Robert Hawks–Dad–grew up as the middle son of a large family in the small western Michigan town of Buchanan. His father worked a factory job there at Clark Equipment Company, but they also owned a small farm twenty miles to the north outside the town of Watervliet. During the summer the boys worked the farm during the week while Grandpa worked in town.
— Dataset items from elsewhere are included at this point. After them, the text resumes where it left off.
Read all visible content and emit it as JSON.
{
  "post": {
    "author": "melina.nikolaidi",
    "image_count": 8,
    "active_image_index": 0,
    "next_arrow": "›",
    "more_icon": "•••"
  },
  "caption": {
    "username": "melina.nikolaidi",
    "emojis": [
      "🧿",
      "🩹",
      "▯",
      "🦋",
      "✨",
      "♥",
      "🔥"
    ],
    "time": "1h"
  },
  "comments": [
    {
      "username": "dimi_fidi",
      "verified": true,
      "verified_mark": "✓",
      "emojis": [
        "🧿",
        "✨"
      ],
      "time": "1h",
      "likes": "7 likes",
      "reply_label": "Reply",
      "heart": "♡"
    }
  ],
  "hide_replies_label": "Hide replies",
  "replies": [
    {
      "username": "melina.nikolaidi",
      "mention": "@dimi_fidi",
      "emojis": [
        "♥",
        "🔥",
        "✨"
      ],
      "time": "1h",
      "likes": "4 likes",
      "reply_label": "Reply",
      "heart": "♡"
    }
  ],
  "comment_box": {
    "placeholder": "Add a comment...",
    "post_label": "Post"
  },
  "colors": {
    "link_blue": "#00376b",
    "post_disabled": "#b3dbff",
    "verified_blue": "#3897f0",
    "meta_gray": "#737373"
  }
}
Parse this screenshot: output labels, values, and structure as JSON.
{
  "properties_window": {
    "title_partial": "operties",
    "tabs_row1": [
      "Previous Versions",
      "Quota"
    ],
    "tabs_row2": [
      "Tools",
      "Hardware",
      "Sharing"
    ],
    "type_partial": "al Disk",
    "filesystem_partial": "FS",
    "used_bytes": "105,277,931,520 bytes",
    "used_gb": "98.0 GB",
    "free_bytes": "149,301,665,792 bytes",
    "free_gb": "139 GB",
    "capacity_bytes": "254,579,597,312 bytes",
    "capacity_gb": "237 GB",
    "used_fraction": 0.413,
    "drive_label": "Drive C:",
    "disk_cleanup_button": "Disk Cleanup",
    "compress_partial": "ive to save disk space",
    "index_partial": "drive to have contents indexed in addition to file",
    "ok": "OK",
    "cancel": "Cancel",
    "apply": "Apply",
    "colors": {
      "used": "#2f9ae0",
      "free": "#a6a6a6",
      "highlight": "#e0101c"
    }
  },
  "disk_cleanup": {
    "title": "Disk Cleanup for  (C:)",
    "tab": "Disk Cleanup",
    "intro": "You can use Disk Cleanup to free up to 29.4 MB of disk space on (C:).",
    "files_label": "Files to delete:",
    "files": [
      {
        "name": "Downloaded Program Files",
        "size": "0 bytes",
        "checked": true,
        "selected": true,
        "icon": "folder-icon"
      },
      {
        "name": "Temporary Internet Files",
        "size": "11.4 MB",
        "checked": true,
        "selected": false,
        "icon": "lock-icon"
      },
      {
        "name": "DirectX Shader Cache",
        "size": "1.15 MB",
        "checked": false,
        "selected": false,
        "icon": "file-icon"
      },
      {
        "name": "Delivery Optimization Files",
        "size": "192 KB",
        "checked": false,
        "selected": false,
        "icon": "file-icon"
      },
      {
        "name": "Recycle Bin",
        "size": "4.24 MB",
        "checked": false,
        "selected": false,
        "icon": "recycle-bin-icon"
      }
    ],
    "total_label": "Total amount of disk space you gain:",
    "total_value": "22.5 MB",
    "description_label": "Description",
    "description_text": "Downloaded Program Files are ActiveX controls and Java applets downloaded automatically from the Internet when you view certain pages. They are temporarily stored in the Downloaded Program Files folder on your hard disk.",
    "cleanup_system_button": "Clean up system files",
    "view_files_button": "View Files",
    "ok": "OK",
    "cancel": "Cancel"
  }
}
The Great Depression came when dad was a young boy. Living on a farm meant he always had enough to eat, but the family was often unable to purchase even simple things like clothes and shoes. Grandpa was laid off from his job at the factory for some time and only with some difficulty kept the house in Buchanan. But like most people, they worked hard and got by. Dad even managed to acquire an ancient Model T Ford, and with the help of his older brother, my Uncle Orville, learned the fine art of tight-budget auto mechanics. To his dying day he never took an automobile any place for service.

By the time the war came things had gotten much better. Dad had graduated from high school, spent a short time working as a salesman at a men’s clothing store, gotten a better car, and was working at Clark Equipment Company. Compared to the depths of the depression, things were very good.

Then came Pearl Harbor. Dad was classified 1-A in December of 1942, and on 18 January 1943 he was inducted into the U. S. Army at Kalamazoo. He boarded a train at St. Joseph on 22 January for Camp Grant, Illinois. On 29 January he went on to Jefferson Barracks, Missouri for six weeks of basic training.

Robert Hawks and his car in 1942.

Just before the draft notice in 1942. Nineteen year old Robert Hawks is well dressed, as you would expect of a former salesman in a men's clothing store.